Aptamer-Graphene Combos Pull Analytic Double Duty

Small-molecule-binding nucleic acids conjugated to graphene oxide improve detection of cocaine and other analytes

by Celia Henry Arnaud
December 6, 2010 | A version of this story appeared in Volume 88, Issue 49

Small-molecule-binding nucleic acids conjugated to graphene oxide improve extraction and ionization of analytes from biological samples, an international research team has discovered (J. Am. Chem. Soc., DOI: 10.1021/ja109042w). Weihong Tan of the University of Florida and coworkers at Stanford University and China’s Hunan University attach aptamers—single-stranded oligonucleotides that bind target molecules with high affinity—to the surface of graphene oxide via a flexible poly(ethylene glycol) linker. The linker stabilizes the construct in biological fluids and allows the aptamers to fold into their three-dimensional conformations.
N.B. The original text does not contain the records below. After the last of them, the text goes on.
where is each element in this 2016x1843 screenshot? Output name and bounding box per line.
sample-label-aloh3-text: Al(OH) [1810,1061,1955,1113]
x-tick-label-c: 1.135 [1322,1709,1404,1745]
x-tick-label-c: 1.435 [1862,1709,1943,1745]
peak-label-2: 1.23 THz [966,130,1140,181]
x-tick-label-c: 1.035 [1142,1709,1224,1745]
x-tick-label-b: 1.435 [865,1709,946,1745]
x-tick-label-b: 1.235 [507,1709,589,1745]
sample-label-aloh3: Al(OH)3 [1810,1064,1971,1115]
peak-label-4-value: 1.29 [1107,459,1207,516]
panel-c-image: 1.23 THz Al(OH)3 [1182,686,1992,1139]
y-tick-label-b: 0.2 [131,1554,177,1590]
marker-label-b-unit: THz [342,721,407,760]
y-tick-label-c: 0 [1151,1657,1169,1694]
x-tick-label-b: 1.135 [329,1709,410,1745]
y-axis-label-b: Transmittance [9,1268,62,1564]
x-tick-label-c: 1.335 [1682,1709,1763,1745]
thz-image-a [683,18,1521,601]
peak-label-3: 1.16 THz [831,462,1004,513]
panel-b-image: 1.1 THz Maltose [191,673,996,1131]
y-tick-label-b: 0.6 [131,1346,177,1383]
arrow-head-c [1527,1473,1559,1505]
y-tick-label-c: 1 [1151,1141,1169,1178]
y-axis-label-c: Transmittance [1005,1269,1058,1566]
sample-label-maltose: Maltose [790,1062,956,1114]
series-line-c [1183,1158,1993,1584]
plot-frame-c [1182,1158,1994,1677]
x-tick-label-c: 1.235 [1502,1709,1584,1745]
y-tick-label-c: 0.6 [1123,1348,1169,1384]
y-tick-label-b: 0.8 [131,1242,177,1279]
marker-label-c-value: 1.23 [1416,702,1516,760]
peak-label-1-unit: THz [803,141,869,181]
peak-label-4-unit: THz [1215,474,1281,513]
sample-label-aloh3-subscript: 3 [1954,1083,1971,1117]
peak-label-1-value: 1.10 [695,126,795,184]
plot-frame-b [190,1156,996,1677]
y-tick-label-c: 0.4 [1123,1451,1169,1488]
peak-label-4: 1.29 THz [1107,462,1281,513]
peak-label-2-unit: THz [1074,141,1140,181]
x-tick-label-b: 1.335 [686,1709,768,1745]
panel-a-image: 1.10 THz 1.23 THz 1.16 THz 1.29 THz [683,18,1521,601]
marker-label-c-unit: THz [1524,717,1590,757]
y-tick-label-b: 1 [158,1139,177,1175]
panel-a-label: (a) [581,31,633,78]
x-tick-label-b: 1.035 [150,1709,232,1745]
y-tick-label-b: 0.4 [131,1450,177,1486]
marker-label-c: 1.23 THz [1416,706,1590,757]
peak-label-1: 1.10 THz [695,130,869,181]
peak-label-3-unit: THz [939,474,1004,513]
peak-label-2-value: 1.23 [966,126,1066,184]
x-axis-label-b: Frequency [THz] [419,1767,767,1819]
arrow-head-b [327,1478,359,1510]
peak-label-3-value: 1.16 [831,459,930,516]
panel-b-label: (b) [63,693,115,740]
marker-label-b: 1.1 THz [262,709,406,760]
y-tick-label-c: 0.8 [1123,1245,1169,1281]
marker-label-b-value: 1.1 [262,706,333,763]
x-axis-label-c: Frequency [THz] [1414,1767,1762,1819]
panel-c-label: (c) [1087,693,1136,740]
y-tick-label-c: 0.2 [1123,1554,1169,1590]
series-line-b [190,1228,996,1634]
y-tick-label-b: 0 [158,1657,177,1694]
The researchers used graphene oxide modified with a cocaine-binding aptamer to extract cocaine from spiked plasma samples and then analyzed the drug by mass spectrometry directly from the graphene oxide surface. With unmodified graphene oxide, Tan and colleagues observed a signal-to-noise (S/N) ratio of about 15 in the mass analysis. The aptamer-modified graphene oxide efficiently captured the cocaine and boosted the S/N ratio to an average of 52. The researchers achieved similar improvements with graphene oxide attached to an adenosine-binding aptamer.